Ob tatsächlich Ansprüche bestehen, erscheint in keinster Weise so sicher, wie es von den Abmahnern dargestellt wird. Dem stehen einige Einwendungen gegenüber; je nach Fall kann eine solche Abmahnung sogar rechtsmissbräuchlich sein, was zu Gegenforderungen des Abgemahnten führen kann.

 

Wenn Fonts von Google Fonts vom Seitenbetreiber nicht lokal auf eigenen Servern gehostet werden, werden diese bei Aufruf der Seite durch den Nutzer von Servern in den USA abgerufen. Hierbei werden die entsprechenden Nutzungsdaten des Seitenbesuchers einschließlich dessen IP-Adresse an Google in die USA übermittelt. Eine IP-Adresse ist nach ständiger Rechtsprechung als personenbezogenes Datum anzusehen.

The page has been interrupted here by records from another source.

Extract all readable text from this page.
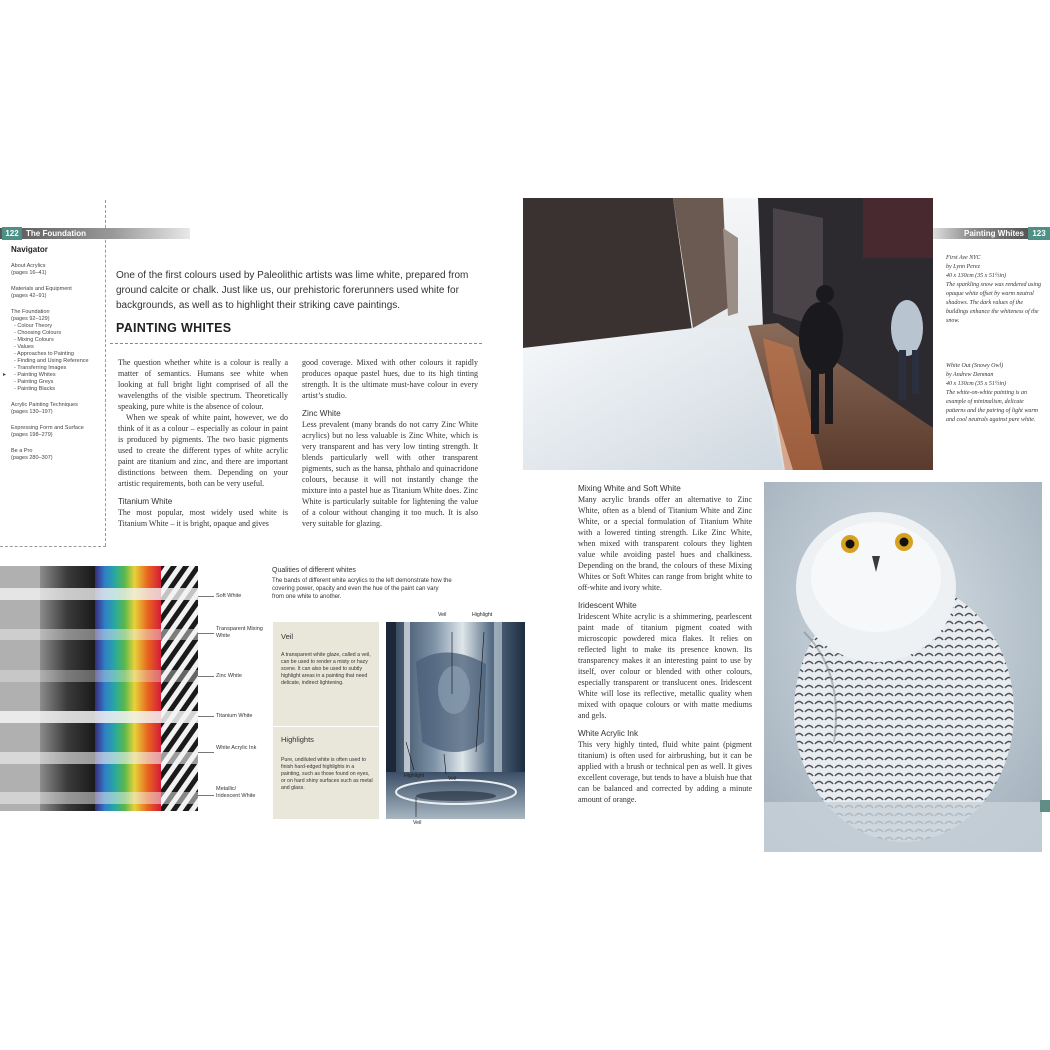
122 The Foundation	Painting Whites	123
Navigator
About Acrylics
(pages 16–41)
Materials and Equipment
(pages 42–91)
The Foundation
(pages 92–129)
- Colour Theory
- Choosing Colours
- Mixing Colours
- Values
- Approaches to Painting
- Finding and Using Reference
- Transferring Images
▸ - Painting Whites
- Painting Greys
- Painting Blacks
Acrylic Painting Techniques
(pages 130–197)
Expressing Form and Surface
(pages 198–279)
Be a Pro
(pages 280–307)
One of the first colours used by Paleolithic artists was lime white, prepared from ground calcite or chalk. Just like us, our prehistoric forerunners used white for backgrounds, as well as to highlight their striking cave paintings.
PAINTING WHITES

The question whether white is a colour is really a matter of semantics. Humans see white when looking at full bright light comprised of all the wavelengths of the visible spectrum. Theoretically speaking, pure white is the absence of colour.

When we speak of white paint, however, we do think of it as a colour – especially as colour in paint is produced by pigments. The two basic pigments used to create the different types of white acrylic paint are titanium and zinc, and there are important distinctions between them. Depending on your artistic requirements, both can be very useful.

Titanium White

The most popular, most widely used white is Titanium White – it is bright, opaque and gives

good coverage. Mixed with other colours it rapidly produces opaque pastel hues, due to its high tinting strength. It is the ultimate must-have colour in every artist’s studio.

Zinc White

Less prevalent (many brands do not carry Zinc White acrylics) but no less valuable is Zinc White, which is very transparent and has very low tinting strength. It blends particularly well with other transparent pigments, such as the hansa, phthalo and quinacridone colours, because it will not instantly change the mixture into a pastel hue as Titanium White does. Zinc White is particularly suitable for lightening the value of a colour without changing it too much. It is also very suitable for glazing.

Soft White
Transparent Mixing White
Zinc White
Titanium White
White Acrylic Ink
Metallic/ Iridescent White
Qualities of different whites
The bands of different white acrylics to the left demonstrate how the covering power, opacity and even the hue of the paint can vary from one white to another.
Veil
A transparent white glaze, called a veil, can be used to render a misty or hazy scene. It can also be used to subtly highlight areas in a painting that need delicate, indirect lightening.
Highlights
Pure, undiluted white is often used to finish hard-edged highlights in a painting, such as those found on eyes, or on hard shiny surfaces such as metal and glass.
Veil	Highlight
Highlight	Veil
Veil
First Ave NYC
by Lynn Perez
40 x 130cm (35 x 51½in)
The sparkling snow was rendered using opaque white offset by warm neutral shadows. The dark values of the buildings enhance the whiteness of the snow.
White Out (Snowy Owl)
by Andrew Denman
40 x 130cm (35 x 51½in)
The white-on-white painting is an example of minimalism, delicate patterns and the pairing of light warm and cool neutrals against pure white.

Mixing White and Soft White

Many acrylic brands offer an alternative to Zinc White, often as a blend of Titanium White and Zinc White, or a special formulation of Titanium White with a lowered tinting strength. Like Zinc White, when mixed with transparent colours they lighten value while avoiding pastel hues and chalkiness. Depending on the brand, the colours of these Mixing Whites or Soft Whites can range from bright white to off-white and ivory white.

Iridescent White

Iridescent White acrylic is a shimmering, pearlescent paint made of titanium pigment coated with microscopic powdered mica flakes. It relies on reflected light to make its presence known. Its transparency makes it an interesting paint to use by itself, over colour or blended with other colours, especially transparent or translucent ones. Iridescent White will lose its reflective, metallic quality when mixed with opaque colours or with matte mediums and gels.

White Acrylic Ink

This very highly tinted, fluid white paint (pigment titanium) is often used for airbrushing, but it can be applied with a brush or technical pen as well. It gives excellent coverage, but tends to have a bluish hue that can be balanced and corrected by adding a minute amount of orange.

Die Abmahnungen werfen den Seitenbetreibern deshalb einen "unzulässigen Eingriff in das allgemeine Persönlichkeitsrecht" und einen Verstoß gegen die DSGVO (Datenschutz-Grundverordnung) vor.

 

Das LG München hatte in seinem zugrundeliegenden Urteil die Online-Nutzung von Google Fonts mit der Begründung untersagt, dass dabei unerlaubt personenbezogene Daten an Google in die USA weitergegeben werden. Der Seitenbetreiber könne sich nicht auf sein berechtigtes Interesse an dieser Form der Verarbeitung berufen, da es insbesondere aufgrund der Möglichkeit des lokalen Hostens der Fonts auf eigenen Servern keine zwingende Notwendigkeit zur Weitergabe personenbezogener Daten der Nutzer an Google bestehe. Ein Seitenbetreiber verletze das Recht des Nutzers auf informationelle Selbstbestimmung, indem er die IP-Adresse des Besuchers beim Aufruf der Seite an Google weiterleitete. Einem Nutzer stehe somit ein Unterlassungsanspruch zu.

 

Soweit ist die Argumentation des Gerichts nachvollziehbar … aber das LG München hat dem Besucher der Website auch noch einen Schadensersatzanspruch in Höhe von 100 Euro zugebilligt. Der mit der Datenübermittlung an Google verbundene Eingriff in das allgemeine Persönlichkeitsrecht sei im Hinblick auf den Kontrollverlust des Klägers über ein personenbezogenes Datum an Google, ein Unternehmen, das bekanntermaßen Daten über seine Nutzer sammele und das damit vom Kläger empfundene individuelle Unwohlsein so erheblich, dass ein Schadensersatzanspruch gerechtfertigt ist.

 

Die Frage, welche Intensität ein solcher Eingriff in das Persönlichkeitsrecht haben muss, um ein Schmerzensgeld auszulösen, ist jedoch hoch umstritten. In der Fachliteratur wird die Entscheidung aus München überwiegend als überzogen kritisiert.

 

Soweit der Abmahnende die abgemahnte Webseite zudem nur aus dem Grunde aufgesucht, um eine Abmahnung platzieren zu können, wäre die Abmahnung auch noch rechtsmissbräuchlich.